Mesquite: hot stuff with home and restaurant chefs
Cooking with mesquite wood is catching on. It's making big strides with both restaurant chefs and home barbecue enthusiasts, some of whom are already jumping into the spring outdoor cooking season. Mesquite has its own secret for the best of barbecuing: It burns with a high heat that quickly sears food on the grill, sealing in the natural juices. And the aromatic smoke from the wood enhances the flavor of meats, fish, and poultry.
Mesquite grows mostly in Mexico and in the Southwestern part of the United States, adapting well to the arid climates of these areas. In earlier times, its wood was used for construction material and its seed pods for food. Then, as now, its blossoms attracted bees, which manufacture a particularly flavorful honey from the mesquite nectar.
A wild, thorny wood shrub, mesquite has its roots in US history. Well adapted to the dry areas of Wyoming and Texas, it was used in trail-driving days for grazing cattle. And cowhands on the trail frequently cooked their food over fires made from this readily available source.
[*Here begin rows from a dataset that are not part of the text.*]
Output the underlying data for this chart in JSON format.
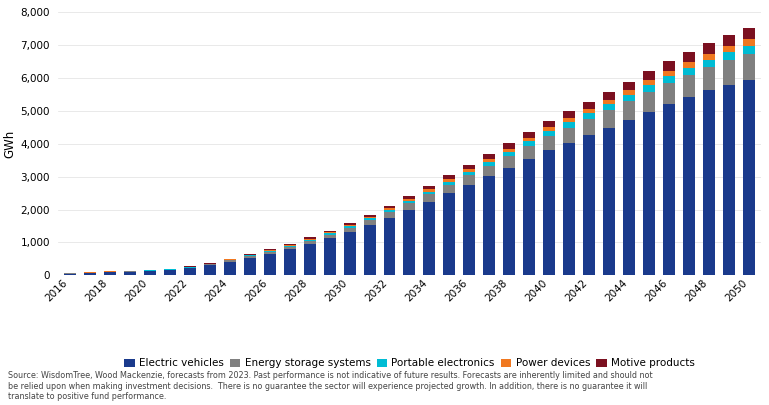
{
  "years": [
    2016,
    2017,
    2018,
    2019,
    2020,
    2021,
    2022,
    2023,
    2024,
    2025,
    2026,
    2027,
    2028,
    2029,
    2030,
    2031,
    2032,
    2033,
    2034,
    2035,
    2036,
    2037,
    2038,
    2039,
    2040,
    2041,
    2042,
    2043,
    2044,
    2045,
    2046,
    2047,
    2048,
    2049,
    2050
  ],
  "electric_vehicles": [
    55,
    72,
    95,
    110,
    125,
    160,
    215,
    305,
    420,
    540,
    660,
    800,
    960,
    1130,
    1320,
    1530,
    1750,
    1990,
    2240,
    2500,
    2760,
    3010,
    3270,
    3540,
    3810,
    4030,
    4260,
    4490,
    4730,
    4980,
    5210,
    5410,
    5620,
    5800,
    5950
  ],
  "energy_storage_systems": [
    8,
    9,
    11,
    13,
    14,
    17,
    22,
    28,
    36,
    46,
    58,
    72,
    88,
    106,
    126,
    148,
    172,
    198,
    226,
    256,
    288,
    322,
    357,
    394,
    432,
    464,
    497,
    530,
    564,
    599,
    635,
    668,
    702,
    736,
    768
  ],
  "portable_electronics": [
    6,
    7,
    8,
    9,
    10,
    11,
    13,
    15,
    19,
    23,
    27,
    32,
    38,
    44,
    51,
    58,
    66,
    74,
    83,
    92,
    102,
    113,
    124,
    136,
    148,
    158,
    168,
    178,
    189,
    200,
    211,
    221,
    232,
    242,
    252
  ],
  "power_devices": [
    4,
    5,
    5,
    6,
    7,
    8,
    9,
    11,
    14,
    17,
    20,
    24,
    28,
    32,
    37,
    43,
    49,
    55,
    62,
    70,
    78,
    86,
    95,
    104,
    114,
    122,
    130,
    138,
    147,
    156,
    165,
    174,
    183,
    191,
    199
  ],
  "motive_products": [
    5,
    6,
    7,
    8,
    9,
    11,
    13,
    16,
    20,
    24,
    29,
    35,
    42,
    50,
    59,
    69,
    80,
    91,
    104,
    118,
    132,
    147,
    163,
    180,
    198,
    212,
    227,
    242,
    257,
    273,
    290,
    305,
    320,
    335,
    350
  ],
  "colors": {
    "electric_vehicles": "#1a3a8c",
    "energy_storage_systems": "#808080",
    "portable_electronics": "#00bcd4",
    "power_devices": "#f07820",
    "motive_products": "#7b1020"
  },
  "labels": {
    "electric_vehicles": "Electric vehicles",
    "energy_storage_systems": "Energy storage systems",
    "portable_electronics": "Portable electronics",
    "power_devices": "Power devices",
    "motive_products": "Motive products"
  },
  "ylabel": "GWh",
  "ylim": [
    0,
    8000
  ],
  "yticks": [
    0,
    1000,
    2000,
    3000,
    4000,
    5000,
    6000,
    7000,
    8000
  ],
  "source_text": "Source: WisdomTree, Wood Mackenzie, forecasts from 2023. Past performance is not indicative of future results. Forecasts are inherently limited and should not\nbe relied upon when making investment decisions.  There is no guarantee the sector will experience projected growth. In addition, there is no guarantee it will\ntranslate to positive fund performance.",
  "background_color": "#ffffff",
  "bar_width": 0.6
}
But gradually, because of its proliferation, mesquite became a pest. The shrubs, which grow to tree size, sometimes become so thick on the plain that cattle, horses, and men have difficulty walking through the maze.
In arid areas today, ranchers consider mesquite a detriment because it soaks up what little water is available and reduces forage for livestock. Ranchers have spent a great deal of time and money trying to get rid of mesquite, but it's no easy task. The roots go down deep, sometimes 30 to 50 feet. When chopped down, the shrub grows back up again.
Lately, however, mesquite has redeemed itself. Its aromatic smoke and intense heat have made it popular with the cooking crowd, enabling ranchers and farmers to turn the pest into profit. So now, while outdoor chefs let their steaks sizzle, the mesquite fragrance conjures up visions of the Old West for the backyard picnickers of suburbia.
Both humble barbecue shacks and fancy restaurants such as California's Chez Panisse now feature special foods grilled with mesquite. Other well-known restaurants around the country using it are Jam's in New York City and the Philadelphia Fish Company in Pennsylvania. One chain restaurant, the Red Lobster, has a pilot mesquite restaurant and is considering it for the rest of the chain.
Although mesquite wood is sold in some kitchen and food shops and mail-order catalogs, home barbecuers can also use charcoal briquettes which have mesquite chips blended in with the charcoal to give the desired aroma as well as high heat. It is sold for about $6 for a seven-pound bag.
Phyllis Hanes is the Monitor's food editor.